# Elena House 13 yrs Richard Clayderman's "Mariage d'amour"



## arts

Hello, I am Elena. I have been playing piano for 4 years. this is my newest video.

Every week, my parents drive about 1 hour to bring me to my lesson. I thought about Skype lessons.
I take my singing lessons by email videos to my teacher.
Please advice.
Thank you!


----------



## AlainB

It's the first time I listened to this piece, and must say I love it.

Can't really criticize considering I'm a beginner pianist and because of the above. 

Also, I wonder, was this recorded at your home?


----------



## ComposerOfAvantGarde

Your musicality seems a bit mechanical at times and can get a bit boring, but your playing is very clear and well voiced. You need to play with more passion, more rubato, more dynamics. You need to draw the listener in to the music more. Don't make it sound boring or flat.

Anyway, who on earth is ruining your brain with such horrible music by Richard Clayderman??? There are so many other pieces which are so much better than this rubbish piece.

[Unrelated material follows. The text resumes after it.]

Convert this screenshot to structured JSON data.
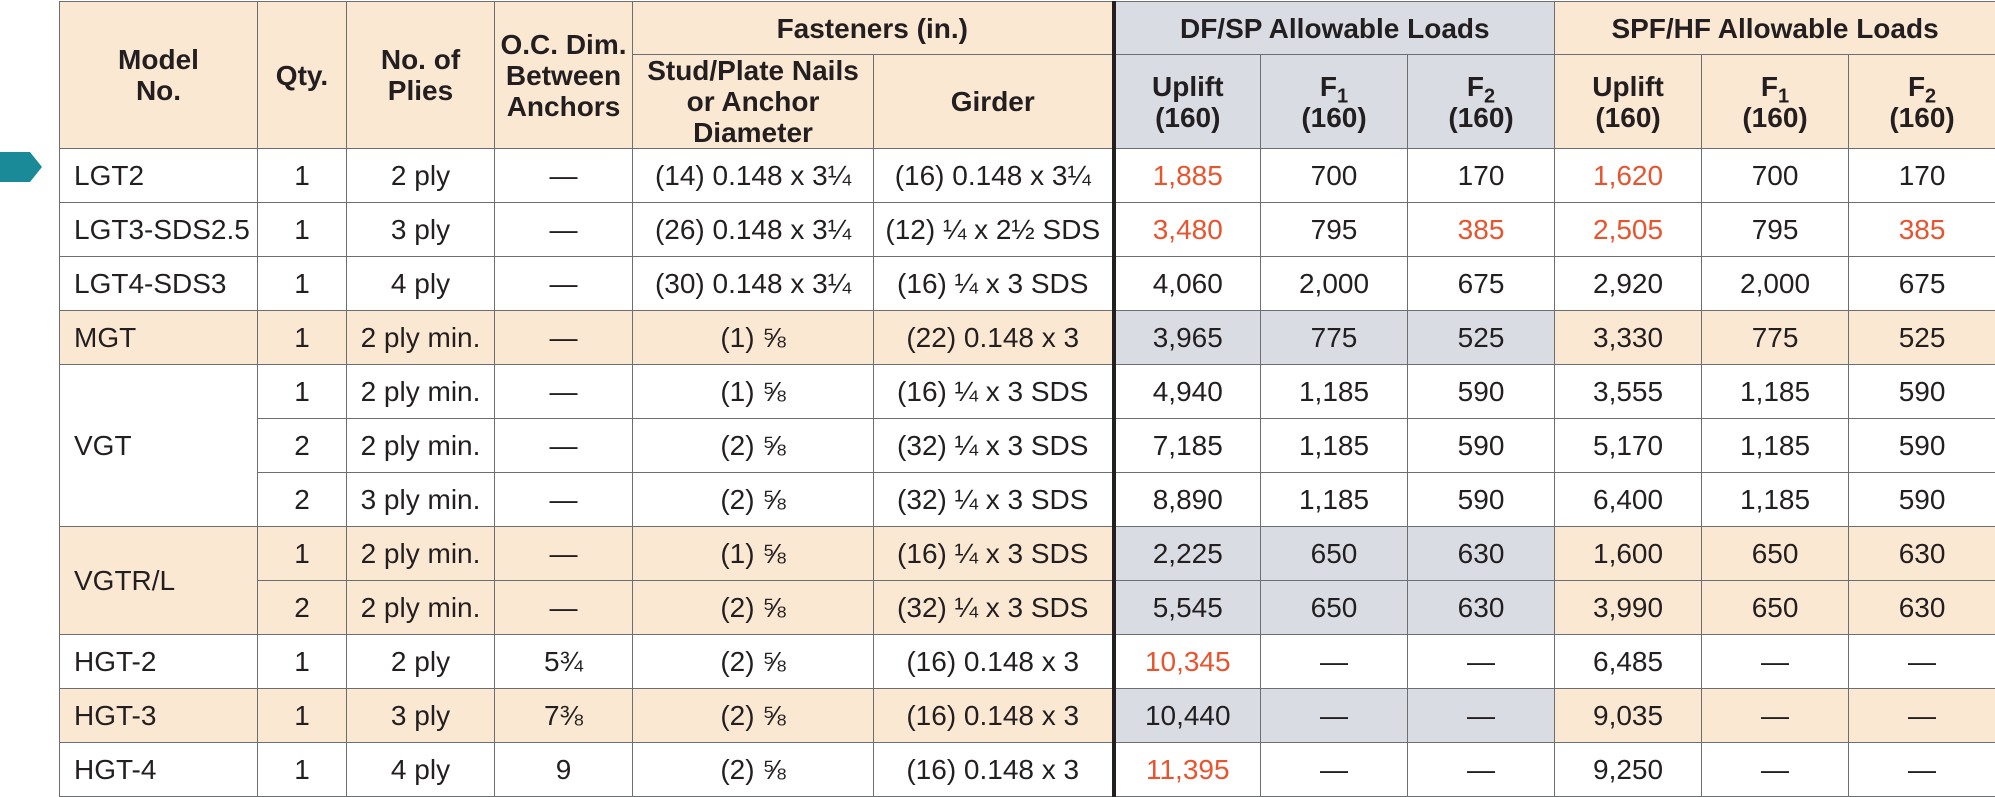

Have a look at Chopin's prelude op. 28 no. 4, that should be good for your level of playing and would be a good exercise for improving your rubato and musicality in general.

And I'm not sure if I like your dress, but that is beside the point.

You're playing wasn't too bad.

Regards,
CoAG. :tiphat:


----------



## myaskovsky2002

arts said:


> Hello, I am Elena. I have been playing piano for 4 years. this is my newest video.
> 
> Every week, my parents drive about 1 hour to bring me to my lesson. I thought about Skype lessons.
> I take my singing lessons by email videos to my teacher.
> Please advice.
> Thank you! W


Let me see...

We have some positive aspects here:

- you have beautiful hands
- you seem to concentrate on the work very much
- you seem to like what you are playing

But we have also a few negative aspects:

-This piece seems easy and boring. I really do not like it at all
- you're a bit mechanical, but this is not so important, the work is so mediocre that this changes nothing
- this seems like a little easy exercise for piano quite boring

Try Allegro Barbaro by Bartók and I think then we could better judge the way you PLAY. Try challenges. At first play for you. Before posting something, ask yourself if we're going to like it...






My son took piano lessons when he was 5 (so did I). Six months later he gave a recital: le nozze di Figaro by Mozart.

Keep this for you: If you were 6 or 7 years old, I'd say you are awesome.

By the way, Skype lessons????? It would be a big and high-tech mistake!

Best regards,

Martin


----------